Prim's algorithm
Grow one tree from a root using a min-priority queue keyed by the lightest edge to the tree. Vertex-centric, O(E lg V).
Prim: grow a single tree
Where Kruskal manages many components, Prim grows one tree outward from a root $r$. Every non-tree vertex $v$ carries two attributes: v.key = the weight of the lightest edge connecting $v$ to the *current* tree (initially $\infty$, with r.key = 0), and v.π = the tree endpoint of that edge.
Keep all vertices in a min-priority queue $Q$ ordered by key. Repeat until $Q$ is empty:
u = EXTRACT-MIN(Q)— pull out the non-tree vertex with the lightest connecting edge; this commits the edge $(u, u.\pi)$ to the MST.- For each neighbor $v$ of $u$ still in $Q$: if $w(u,v) < v.key$, set
v.key = w(u,v),v.π = u, andDECREASE-KEY(Q, v, w(u,v)).
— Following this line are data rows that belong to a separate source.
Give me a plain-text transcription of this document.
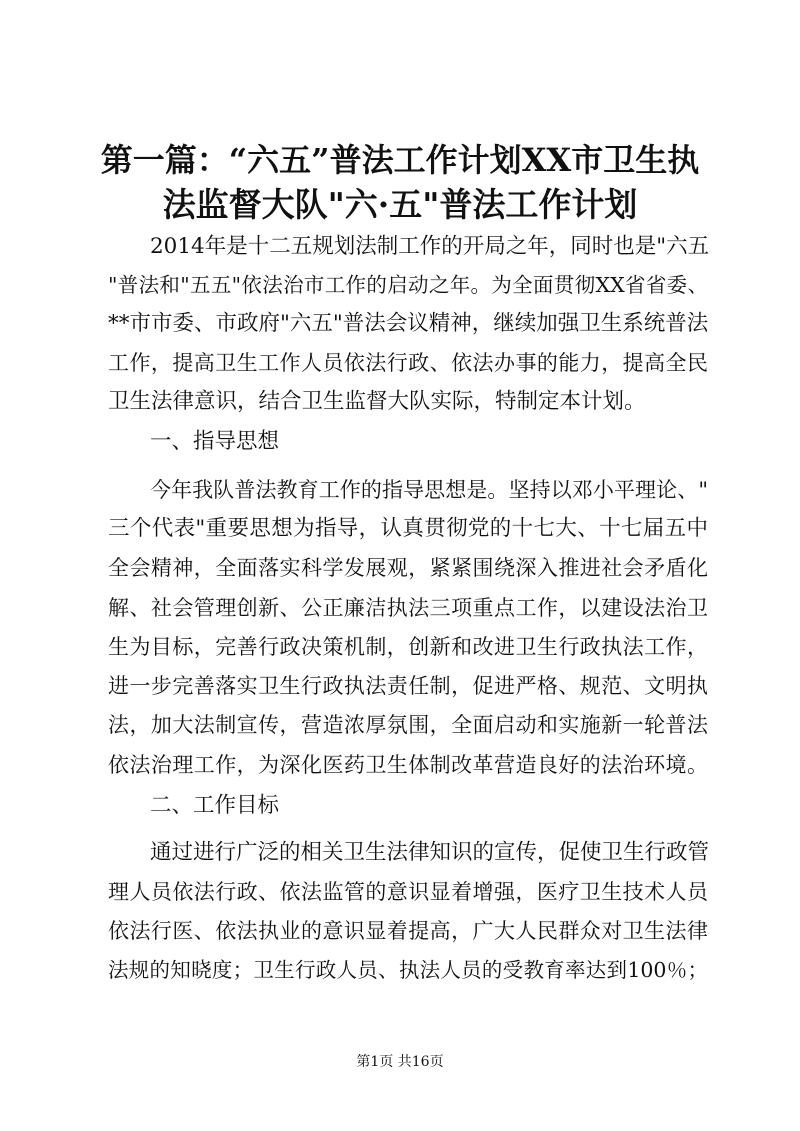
第一篇：“六五”普法工作计划XX市卫生执
法监督大队"六·五"普法工作计划
2014年是十二五规划法制工作的开局之年，同时也是"六五
"普法和"五五"依法治市工作的启动之年。为全面贯彻XX省省委、
**市市委、市政府"六五"普法会议精神，继续加强卫生系统普法
工作，提高卫生工作人员依法行政、依法办事的能力，提高全民
卫生法律意识，结合卫生监督大队实际，特制定本计划。
一、指导思想
今年我队普法教育工作的指导思想是。坚持以邓小平理论、"
三个代表"重要思想为指导，认真贯彻党的十七大、十七届五中
全会精神，全面落实科学发展观，紧紧围绕深入推进社会矛盾化
解、社会管理创新、公正廉洁执法三项重点工作，以建设法治卫
生为目标，完善行政决策机制，创新和改进卫生行政执法工作，
进一步完善落实卫生行政执法责任制，促进严格、规范、文明执
法，加大法制宣传，营造浓厚氛围，全面启动和实施新一轮普法
依法治理工作，为深化医药卫生体制改革营造良好的法治环境。
二、工作目标
通过进行广泛的相关卫生法律知识的宣传，促使卫生行政管
理人员依法行政、依法监管的意识显着增强，医疗卫生技术人员
依法行医、依法执业的意识显着提高，广大人民群众对卫生法律
法规的知晓度；卫生行政人员、执法人员的受教育率达到100％；
第1页 共16页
Running time. $|V|$ EXTRACT-MINs and up to $|E|$ DECREASE-KEYs. With a binary min-heap each is $O(\lg V)$, giving $O(V\lg V + E\lg V)=O(E\lg V)$. A Fibonacci heap makes DECREASE-KEY $O(1)$ amortized, improving the bound to $O(E + V\lg V)$ — better for dense graphs.
Why it is correct
At each step the cut is $S = V-Q$ (vertices already in the tree) versus $Q$. Every $A$-edge lies inside $S$, so the cut respects $A$. EXTRACT-MIN returns the vertex whose connecting edge is the *light edge* crossing $(S, V-S)$, so by Corollary 21.2 the committed edge is safe. This is the same proof skeleton as Dijkstra — extract the minimum-key vertex, then relax its neighbors. Prim and Dijkstra differ only in the key formula: Prim uses $w(u,v)$ (edge weight to the tree); Dijkstra uses $u.d + w(u,v)$ (cumulative distance from the source).
Worked example
Running Prim from vertex 0 on the same CLRS Fig 21.4 graph chooses a different *set* of edges than Kruskal in general, but the total is identical: 37. (An MST's weight is unique even when the tree is not.)